Enfin, des dis­cus­sions ont été en­ta­mées entre la Fra­ter­ni­té sa­cer­do­tale Saint Pie X, fon­dée par Mgr Le­febvre, et le Va­ti­can, en vue de dé­ter­mi­ner un sta­tut ju­ri­dique par­ti­cu­lier. Or à ces trac­ta­tions ont été as­so­ciés des échanges por­tant sur l’in­ter­pré­ta­tion du Concile, et sur la pos­si­bi­li­té d’en dis­cu­ter tel ou tel texte. Quoi qu’il en soit de la réus­site ou de l’échec de ces échanges, le seul fait qu’ils aient pu avoir lieu a ren­for­cé l’idée qu’il est dé­sor­mais admis de dis­cu­ter du Concile. Et en marge des mi­lieux di­rec­te­ment concer­nés, d’autres échanges sur le même thème se sont mul­ti­pliés, ins­tau­rant de fait un débat, don­nant lieu, dans la dé­fense sou­vent mal­adroite de l’or­tho­doxie conci­liaire par ses avo­cats les plus conser­va­teurs, à des contre-​exemples ve­nant à leur tour nour­rir le « dis­cours à faire » sur l’en­semble de la ques­tion – selon le voeu, et le titre d’un des ou­vrages ty­piques de cette pé­riode nou­velle (B. Ghe­rar­di­ni, Va­ti­ca­no II. Un dis­cor­so da fare, 2009).

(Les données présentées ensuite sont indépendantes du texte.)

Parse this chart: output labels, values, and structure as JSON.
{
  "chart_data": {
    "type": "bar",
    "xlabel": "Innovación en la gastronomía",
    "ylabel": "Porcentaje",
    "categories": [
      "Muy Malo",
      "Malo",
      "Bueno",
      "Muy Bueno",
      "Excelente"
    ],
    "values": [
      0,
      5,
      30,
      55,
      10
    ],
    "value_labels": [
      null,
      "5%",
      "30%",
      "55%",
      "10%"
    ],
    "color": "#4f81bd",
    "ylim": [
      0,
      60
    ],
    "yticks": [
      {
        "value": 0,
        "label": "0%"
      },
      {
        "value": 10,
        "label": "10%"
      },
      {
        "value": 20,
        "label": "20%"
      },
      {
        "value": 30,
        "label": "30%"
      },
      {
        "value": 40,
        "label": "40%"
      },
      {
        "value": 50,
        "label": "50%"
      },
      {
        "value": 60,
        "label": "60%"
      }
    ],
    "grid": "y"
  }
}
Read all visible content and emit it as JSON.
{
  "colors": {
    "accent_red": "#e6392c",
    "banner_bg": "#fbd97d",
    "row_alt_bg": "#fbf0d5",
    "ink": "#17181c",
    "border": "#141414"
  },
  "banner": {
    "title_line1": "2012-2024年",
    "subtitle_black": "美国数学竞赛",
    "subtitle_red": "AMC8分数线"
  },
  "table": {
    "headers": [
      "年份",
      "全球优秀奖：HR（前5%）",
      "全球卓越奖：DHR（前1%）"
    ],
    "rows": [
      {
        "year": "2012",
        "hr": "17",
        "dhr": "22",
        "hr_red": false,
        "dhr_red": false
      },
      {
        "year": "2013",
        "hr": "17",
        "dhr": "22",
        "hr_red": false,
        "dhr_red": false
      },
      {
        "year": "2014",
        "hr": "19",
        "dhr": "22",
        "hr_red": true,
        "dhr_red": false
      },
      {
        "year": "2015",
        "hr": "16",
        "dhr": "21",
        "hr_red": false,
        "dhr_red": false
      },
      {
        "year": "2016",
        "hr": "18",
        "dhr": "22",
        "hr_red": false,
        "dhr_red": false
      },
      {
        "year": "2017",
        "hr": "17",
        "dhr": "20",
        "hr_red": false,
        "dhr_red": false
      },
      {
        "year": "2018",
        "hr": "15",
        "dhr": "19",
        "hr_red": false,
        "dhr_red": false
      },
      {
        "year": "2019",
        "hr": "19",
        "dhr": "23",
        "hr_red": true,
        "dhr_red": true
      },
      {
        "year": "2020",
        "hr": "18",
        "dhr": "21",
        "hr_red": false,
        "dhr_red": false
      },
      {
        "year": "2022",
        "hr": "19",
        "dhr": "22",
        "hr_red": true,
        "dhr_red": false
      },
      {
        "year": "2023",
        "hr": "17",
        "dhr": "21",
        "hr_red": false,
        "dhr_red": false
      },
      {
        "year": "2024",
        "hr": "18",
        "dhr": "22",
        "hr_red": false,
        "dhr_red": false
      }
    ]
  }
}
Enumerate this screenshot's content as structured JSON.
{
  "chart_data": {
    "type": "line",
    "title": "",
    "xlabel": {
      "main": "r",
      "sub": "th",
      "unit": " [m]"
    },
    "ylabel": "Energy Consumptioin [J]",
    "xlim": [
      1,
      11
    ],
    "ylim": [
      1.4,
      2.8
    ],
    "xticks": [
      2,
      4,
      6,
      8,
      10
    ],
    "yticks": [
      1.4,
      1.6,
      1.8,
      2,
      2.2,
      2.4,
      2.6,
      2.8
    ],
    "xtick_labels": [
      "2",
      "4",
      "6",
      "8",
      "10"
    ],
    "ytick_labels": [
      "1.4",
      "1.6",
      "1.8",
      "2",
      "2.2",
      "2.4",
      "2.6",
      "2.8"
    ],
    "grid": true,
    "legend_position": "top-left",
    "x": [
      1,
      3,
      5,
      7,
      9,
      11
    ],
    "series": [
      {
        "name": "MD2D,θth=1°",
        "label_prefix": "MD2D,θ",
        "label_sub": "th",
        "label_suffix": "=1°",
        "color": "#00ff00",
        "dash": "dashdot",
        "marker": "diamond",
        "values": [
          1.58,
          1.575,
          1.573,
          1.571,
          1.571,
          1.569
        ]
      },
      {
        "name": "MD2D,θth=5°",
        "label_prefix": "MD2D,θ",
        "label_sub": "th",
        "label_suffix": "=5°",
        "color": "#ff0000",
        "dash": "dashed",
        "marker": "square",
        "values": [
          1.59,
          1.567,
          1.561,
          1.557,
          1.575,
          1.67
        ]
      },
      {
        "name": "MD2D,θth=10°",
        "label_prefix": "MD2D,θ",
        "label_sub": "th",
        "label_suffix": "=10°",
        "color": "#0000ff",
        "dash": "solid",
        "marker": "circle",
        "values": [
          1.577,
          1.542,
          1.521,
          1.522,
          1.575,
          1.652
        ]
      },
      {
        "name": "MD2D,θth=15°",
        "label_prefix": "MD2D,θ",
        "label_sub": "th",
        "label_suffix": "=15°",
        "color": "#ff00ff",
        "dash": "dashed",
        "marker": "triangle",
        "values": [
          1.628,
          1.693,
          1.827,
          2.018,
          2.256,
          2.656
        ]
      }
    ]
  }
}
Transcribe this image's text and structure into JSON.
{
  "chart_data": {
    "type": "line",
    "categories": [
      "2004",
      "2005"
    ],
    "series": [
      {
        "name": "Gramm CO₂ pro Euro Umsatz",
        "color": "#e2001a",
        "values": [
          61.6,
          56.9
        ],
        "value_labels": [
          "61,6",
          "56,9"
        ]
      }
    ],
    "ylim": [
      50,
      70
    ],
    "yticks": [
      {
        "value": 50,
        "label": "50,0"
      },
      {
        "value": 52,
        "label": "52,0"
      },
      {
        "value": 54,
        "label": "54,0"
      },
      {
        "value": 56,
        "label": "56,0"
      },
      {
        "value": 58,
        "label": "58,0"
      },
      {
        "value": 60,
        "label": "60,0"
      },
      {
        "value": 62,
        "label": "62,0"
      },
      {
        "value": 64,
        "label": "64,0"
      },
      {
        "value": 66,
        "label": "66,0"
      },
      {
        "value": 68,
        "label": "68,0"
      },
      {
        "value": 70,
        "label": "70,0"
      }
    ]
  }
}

Ainsi la chape de plomb si long­temps im­po­sée est-​elle ap­pe­lée à s’al­lé­ger, avant, peut-​être, de dis­pa­raître to­ta­le­ment. Les an­nées qui viennent de­vraient être l’oc­ca­sion de voir s’élar­gir et se pré­ci­ser un cli­mat pro­gres­sif de li­ber­té en vue d’une ré­vi­sion mé­tho­dique des don­nées en cause. ».

Un diagnostic anti-moderne radical (qui a, lui aussi, sa mythologie),  une pièce à verser au dossier. Ce n’est sans doute pas la seule.